Comment by Tozen
2 years ago
V has the right to exist, have its supporters, and do things its own way. The creator and developers of V, from what I have seen, have responded well to actual constructive criticism. Their language has discussions opened at their GitHub, unlike those for various other languages. They even have a thread for what people don't like and want improved about the language[1], again, something many other languages don't have.
A lot of what was going on initially, was coming from obvious competitors and evangelists, to include being uncivil, inflammatory, and directly insulting. The initial "criticism" was not so much that, but false accusations of the language being a scam, vaporware, fraud, or didn't really exist. To include attacks and jealousy over donations, rising popularity, and having supporters. This was not any kind of "valid" criticism, that the creator or contributors of the language could reason about with instigators.

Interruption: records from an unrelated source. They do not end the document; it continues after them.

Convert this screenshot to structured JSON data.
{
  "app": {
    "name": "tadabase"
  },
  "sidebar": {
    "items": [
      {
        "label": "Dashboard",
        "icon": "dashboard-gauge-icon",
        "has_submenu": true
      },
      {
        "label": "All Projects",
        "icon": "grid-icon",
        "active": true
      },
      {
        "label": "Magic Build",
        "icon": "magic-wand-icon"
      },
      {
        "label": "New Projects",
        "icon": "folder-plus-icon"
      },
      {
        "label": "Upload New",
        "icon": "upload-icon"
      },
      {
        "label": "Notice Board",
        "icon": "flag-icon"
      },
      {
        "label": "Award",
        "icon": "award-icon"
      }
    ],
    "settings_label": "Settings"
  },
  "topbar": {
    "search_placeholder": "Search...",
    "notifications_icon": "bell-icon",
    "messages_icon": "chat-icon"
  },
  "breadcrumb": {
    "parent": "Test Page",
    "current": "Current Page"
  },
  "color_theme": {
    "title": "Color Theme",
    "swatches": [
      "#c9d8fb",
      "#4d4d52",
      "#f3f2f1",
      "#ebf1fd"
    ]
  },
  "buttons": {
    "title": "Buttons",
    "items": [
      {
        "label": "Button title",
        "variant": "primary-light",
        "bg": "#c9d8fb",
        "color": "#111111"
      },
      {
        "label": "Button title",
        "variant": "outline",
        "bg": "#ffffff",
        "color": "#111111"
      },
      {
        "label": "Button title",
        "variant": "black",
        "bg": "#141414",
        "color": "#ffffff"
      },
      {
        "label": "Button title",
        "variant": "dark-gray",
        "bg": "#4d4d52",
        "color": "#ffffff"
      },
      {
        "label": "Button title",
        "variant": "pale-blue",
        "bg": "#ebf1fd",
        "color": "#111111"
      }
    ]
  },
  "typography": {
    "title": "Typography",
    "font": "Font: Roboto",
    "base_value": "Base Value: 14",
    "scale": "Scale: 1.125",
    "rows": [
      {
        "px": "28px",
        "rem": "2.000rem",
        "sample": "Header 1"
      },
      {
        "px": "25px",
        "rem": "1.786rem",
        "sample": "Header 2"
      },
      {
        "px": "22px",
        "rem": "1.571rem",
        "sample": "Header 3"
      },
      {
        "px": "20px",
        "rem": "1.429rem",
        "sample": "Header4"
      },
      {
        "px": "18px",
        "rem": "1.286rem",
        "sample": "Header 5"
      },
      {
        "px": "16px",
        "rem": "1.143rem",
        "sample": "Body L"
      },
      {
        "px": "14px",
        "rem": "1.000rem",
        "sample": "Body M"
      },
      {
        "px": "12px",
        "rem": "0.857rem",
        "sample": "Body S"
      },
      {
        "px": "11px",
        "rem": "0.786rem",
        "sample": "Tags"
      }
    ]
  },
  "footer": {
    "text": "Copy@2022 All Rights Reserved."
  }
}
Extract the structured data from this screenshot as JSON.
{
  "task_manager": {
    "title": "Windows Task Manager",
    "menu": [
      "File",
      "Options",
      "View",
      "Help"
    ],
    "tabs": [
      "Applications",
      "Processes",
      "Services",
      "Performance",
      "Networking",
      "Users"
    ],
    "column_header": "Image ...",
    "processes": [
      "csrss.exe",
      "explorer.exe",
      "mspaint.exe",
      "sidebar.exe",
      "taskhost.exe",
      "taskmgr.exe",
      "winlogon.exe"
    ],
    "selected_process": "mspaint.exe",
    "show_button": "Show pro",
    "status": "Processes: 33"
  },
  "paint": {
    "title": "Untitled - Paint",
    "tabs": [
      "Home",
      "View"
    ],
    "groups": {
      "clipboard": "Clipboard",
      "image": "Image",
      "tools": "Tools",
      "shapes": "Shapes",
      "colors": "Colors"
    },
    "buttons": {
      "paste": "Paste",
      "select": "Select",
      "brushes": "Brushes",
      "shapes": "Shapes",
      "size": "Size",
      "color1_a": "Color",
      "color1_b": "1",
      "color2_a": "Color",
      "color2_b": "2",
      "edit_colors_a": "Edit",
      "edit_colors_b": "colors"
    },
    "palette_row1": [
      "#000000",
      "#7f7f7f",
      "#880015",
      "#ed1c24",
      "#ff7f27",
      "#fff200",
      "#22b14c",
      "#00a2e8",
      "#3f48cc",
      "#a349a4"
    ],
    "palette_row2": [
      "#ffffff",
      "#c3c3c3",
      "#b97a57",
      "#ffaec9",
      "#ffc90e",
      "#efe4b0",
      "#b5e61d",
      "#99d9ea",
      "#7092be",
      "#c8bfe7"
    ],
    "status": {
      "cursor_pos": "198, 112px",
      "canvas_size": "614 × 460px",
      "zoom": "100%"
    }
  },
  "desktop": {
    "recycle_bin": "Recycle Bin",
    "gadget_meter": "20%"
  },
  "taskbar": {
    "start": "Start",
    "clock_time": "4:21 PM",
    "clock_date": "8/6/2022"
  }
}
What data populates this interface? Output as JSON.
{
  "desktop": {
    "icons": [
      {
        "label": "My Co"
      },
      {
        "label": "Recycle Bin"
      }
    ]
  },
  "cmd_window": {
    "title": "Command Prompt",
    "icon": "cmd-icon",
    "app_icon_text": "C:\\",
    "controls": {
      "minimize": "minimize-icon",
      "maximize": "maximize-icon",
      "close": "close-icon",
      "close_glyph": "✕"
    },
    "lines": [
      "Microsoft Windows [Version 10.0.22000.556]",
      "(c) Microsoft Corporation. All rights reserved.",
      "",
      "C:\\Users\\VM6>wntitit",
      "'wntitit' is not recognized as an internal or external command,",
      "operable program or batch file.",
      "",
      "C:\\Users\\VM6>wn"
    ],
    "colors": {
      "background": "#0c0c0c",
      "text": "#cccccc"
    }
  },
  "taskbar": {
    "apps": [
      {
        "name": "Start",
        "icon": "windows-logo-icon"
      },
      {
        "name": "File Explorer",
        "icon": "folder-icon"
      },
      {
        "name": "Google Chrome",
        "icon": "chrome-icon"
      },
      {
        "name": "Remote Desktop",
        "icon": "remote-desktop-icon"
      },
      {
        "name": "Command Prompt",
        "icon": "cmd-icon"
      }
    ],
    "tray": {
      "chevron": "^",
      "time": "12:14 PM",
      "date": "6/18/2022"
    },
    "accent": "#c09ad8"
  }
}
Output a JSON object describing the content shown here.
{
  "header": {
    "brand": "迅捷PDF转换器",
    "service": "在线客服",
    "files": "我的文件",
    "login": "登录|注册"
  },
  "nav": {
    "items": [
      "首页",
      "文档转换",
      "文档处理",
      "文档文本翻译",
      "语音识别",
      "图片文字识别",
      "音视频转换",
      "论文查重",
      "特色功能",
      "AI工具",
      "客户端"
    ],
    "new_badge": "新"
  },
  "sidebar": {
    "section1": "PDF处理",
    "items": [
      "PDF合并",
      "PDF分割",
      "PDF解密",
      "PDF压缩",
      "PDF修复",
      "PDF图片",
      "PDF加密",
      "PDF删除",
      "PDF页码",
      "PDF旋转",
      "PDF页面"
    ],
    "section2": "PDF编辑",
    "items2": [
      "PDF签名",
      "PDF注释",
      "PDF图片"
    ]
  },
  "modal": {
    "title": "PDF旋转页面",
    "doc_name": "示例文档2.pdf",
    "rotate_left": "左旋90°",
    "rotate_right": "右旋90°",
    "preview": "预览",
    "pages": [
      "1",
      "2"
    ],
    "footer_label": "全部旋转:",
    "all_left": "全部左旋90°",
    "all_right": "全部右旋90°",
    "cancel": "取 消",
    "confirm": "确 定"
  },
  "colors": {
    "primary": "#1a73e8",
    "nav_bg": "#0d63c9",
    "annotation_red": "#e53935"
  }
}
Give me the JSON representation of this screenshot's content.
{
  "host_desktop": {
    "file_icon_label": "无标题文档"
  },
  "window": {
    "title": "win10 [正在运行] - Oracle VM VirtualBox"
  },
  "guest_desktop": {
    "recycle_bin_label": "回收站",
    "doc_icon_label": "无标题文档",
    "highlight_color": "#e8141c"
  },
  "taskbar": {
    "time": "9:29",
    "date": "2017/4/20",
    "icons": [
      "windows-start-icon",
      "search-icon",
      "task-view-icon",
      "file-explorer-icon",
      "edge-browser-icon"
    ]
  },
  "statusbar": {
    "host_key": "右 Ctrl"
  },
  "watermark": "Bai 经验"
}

The "criticism" never died down, but rather V was open-sourced and established itself on GitHub. The initial series of false accusations could not stand nor could the support it was getting be stopped. So, the rhetoric and targets shifted to whatever could be found to go after on the newly released alpha version of the language and its new website. In that new mix of what was being thrown at it, there were indeed some very valid criticisms, as can be found with any new language and many sites.
Constructive and valid criticism, is not the same as insults, trolling, misinformation, rivalry, or false accusations. There is clearly a difference. It's disingenuous to pretend something from one group is the same as the other, or that the intent behind what is being done is not different.
A big reason this drama still exists on HN is your style of evangelism. You are not a good ambassador for this language, and if you care about it you should stop.
You’re not going to change my mind that the initial promises were outlandish unless you implement them (you haven’t yet in 4 years), and claiming today they weren’t (as Alex is) is literally the worst approach you could take to build trust in your language. People weren’t mad about V they were mad about the exaggerations, prevarications, shifting explanations, aggressive tone, and now gaslighting from the V author. And if you turn it back around on me yet again you’re proving my point.
[dead]
> The "criticism" never died down,
Well, that's because the reason behind the criticism was never really the language. It was the attitude of its author and proponents. Sadly, this very thread proves that that attitude has not changed [1] one bit, so it's no wonder the criticisms remain.
> The initial "criticism" was not so much that, but false accusations of the language being a scam, vaporware, fraud, or didn't really exist.
Backlash is to be expected whenever extraordinary claims get made with nothing to back them up. Apparently V is supposed to be able to translate entire C & C++ projects to V and run as fast as C, but with memory freed automatically by the compiler. Now, combine such impossible claims with the initial unavailability of the source code, asking for donations, refusing to elaborate on how exactly this would work, and the fact that none of is is true even today.
That's because none of the outrageous claims are possible. They weren't possible back when V was announced either and when the programming community immediately pointed it out, the response was the same as we've seen in every thread since then - gaslighting.
It's one thing to make hopeful and starry-eyed, but misguided claims, it's another to double down on them, deny any mistakes, and play a victim.